Elvis Costello ended his three-way residency in the WAMC listening area last night with a concert at UPAC in Kingston, New York and I was there. Costello previously performed at the Calvin Theatre in Northampton and the Troy Savings Bank Music Hall. Although he has a terrific new album out which he recorded with funk group the Roots, this was a solo show, mostly acoustic, featuring songs from throughout Costello’s 40-year career, plus a few old tin pan alley tunes, including a few phrases from Brother, Can You Spare a Dime, vocalized gloriously off-mic into the old theater. Highlights of the performance included a version of Radio Radio, sung with the original lyrics, in an arrangement that more overtly nodded to its twin inspirations: Bruce Springsteen and Van Morrison. Costello lovingly introduced his hit song Veronica as a tribute to his grandmother, and pulled off incredible vocal feats with the complicated, twisted melody of Deep Dark Truthful Mirror. It was a great evening, and the crowd kept Costello on stage for two lengthy encores.
The Klezmatics, the world’s greatest modern klezmer group, perform at the Mahaiwe in Great Barrington, on Saturday night at 8 p.m. Founded in 1986 in New York City, The Klezmatics almost singlehandedly pioneered the klezmer renaissance, helping to revive the traditional music and give it a contemporary, universal appeal in much the same way the Beatles did with early rock ‘n’ roll. More than that, the singular accomplishment of The Klezmatics is to have mastered the traditional music, which dates back to Eastern European Yiddish religious music, folk tunes, and dance rhythms, and deliver them in such a way that they remain with one foot firmly planted in the cultural milieu from whence they came, and the other foot in a universal sphere, speaking to audiences of any age, shape, color, or background. It’s probably why The Klezmatics are the only klezmer group ever to have won a Grammy Award, and why they are fast approaching their 30th anniversary. That’s The Klezmatics at the Mahaiwe in Great Barrington, tomorrow night at 8.
Cellist Edward Arron leads a string quintet performing works by Mozart, Brahms, Arvo Pärt, and others at The Clark in Williamstown on Sunday, at 2 p.m. Arron will be joined by world-renowned violinists Jennifer Frautschi and Tessa Lark and other performing artists in residence at The Clark.
The Yellow Ticket, a forgotten gem of the silent film era, will be screened at MASS MoCA in North Adams on Saturday at 8 p.m., with a new score composed and performed live by violinist Alicia Svigals. Featuring a larger-than-life performance by the great Polish silent film star Pola Negri, the film is the first to explore anti-Semitism in imperial Russia.

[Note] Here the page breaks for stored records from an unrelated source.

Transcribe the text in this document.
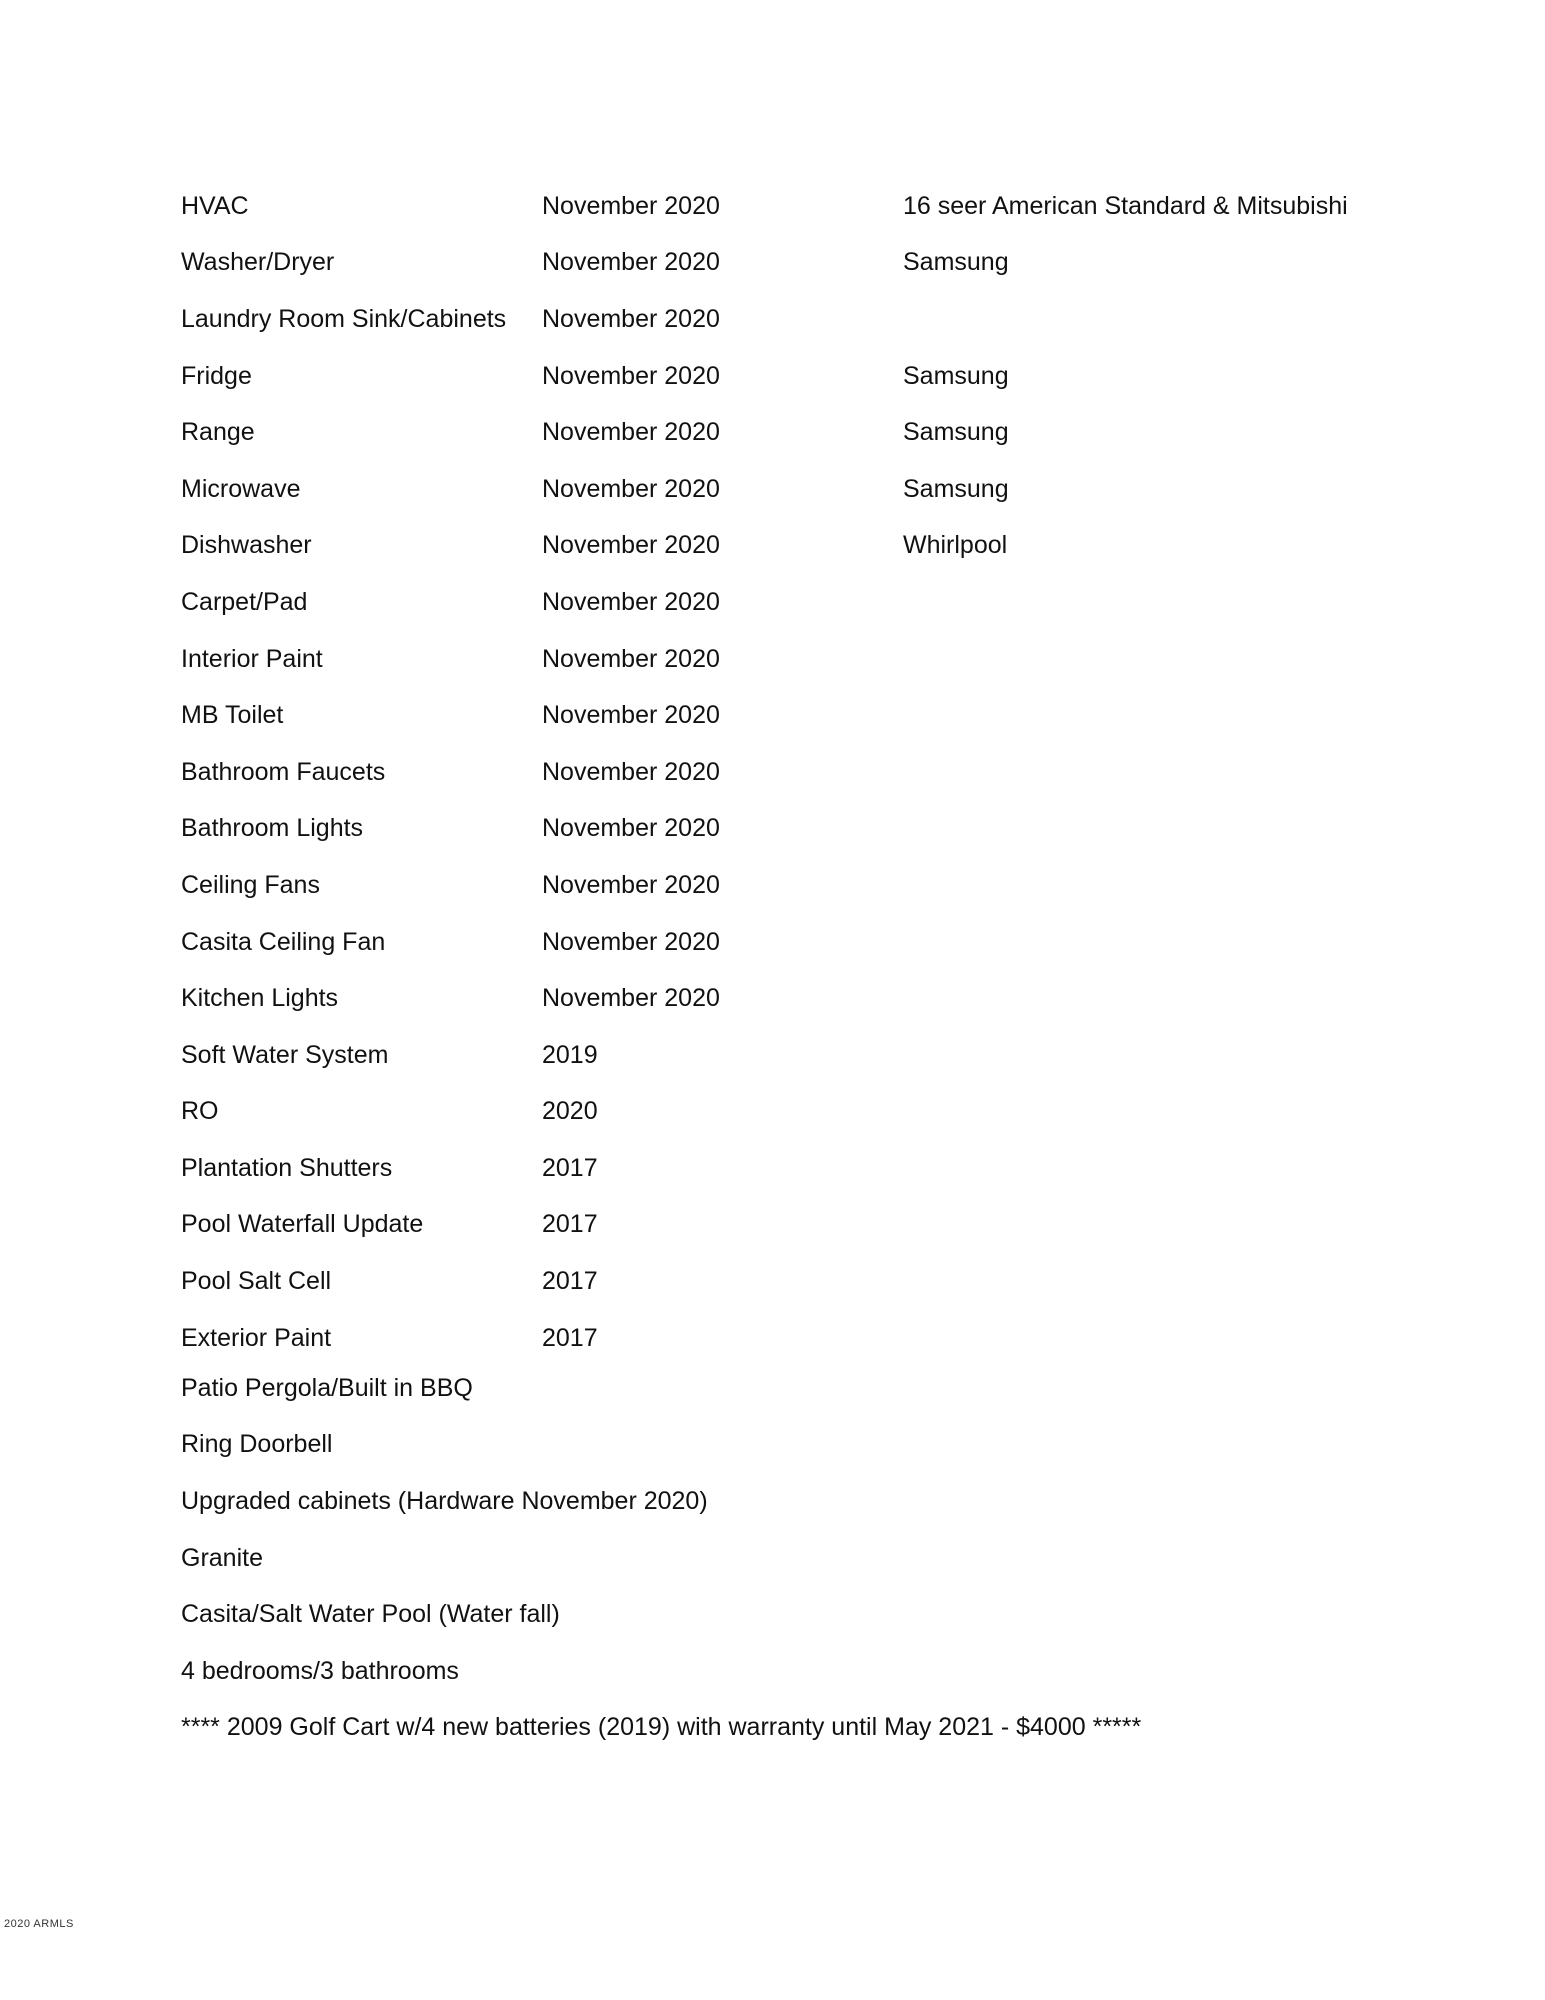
HVAC	November 2020	16 seer American Standard & Mitsubishi
Washer/Dryer	November 2020	Samsung
Laundry Room Sink/Cabinets	November 2020
Fridge	November 2020	Samsung
Range	November 2020	Samsung
Microwave	November 2020	Samsung
Dishwasher	November 2020	Whirlpool
Carpet/Pad	November 2020
Interior Paint	November 2020
MB Toilet	November 2020
Bathroom Faucets	November 2020
Bathroom Lights	November 2020
Ceiling Fans	November 2020
Casita Ceiling Fan	November 2020
Kitchen Lights	November 2020
Soft Water System	2019
RO	2020
Plantation Shutters	2017
Pool Waterfall Update	2017
Pool Salt Cell	2017
Exterior Paint	2017
Patio Pergola/Built in BBQ
Ring Doorbell
Upgraded cabinets (Hardware November 2020)
Granite
Casita/Salt Water Pool (Water fall)
4 bedrooms/3 bathrooms
**** 2009 Golf Cart w/4 new batteries (2019) with warranty until May 2021 - $4000 *****
2020 ARMLS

Singer-songwriter Allison Moorer will bring her country-inflected brand of folk-rock to Club Helsinki Hudson tonight at 9. The Alabama-raised singer -- the younger sister of country singer Shelby Lynne and sometime singing-partner of Americana icon Steve Earle -- garnered an Oscar nomination for Best Original Song for A Soft Place to Fall, which was featured in Robert Redford’s film The Horse Whisperer. Allison Moorer plays a darkly intimate style of folk-pop that should appeal to fans of Shawn Colvin and Lucinda Williams.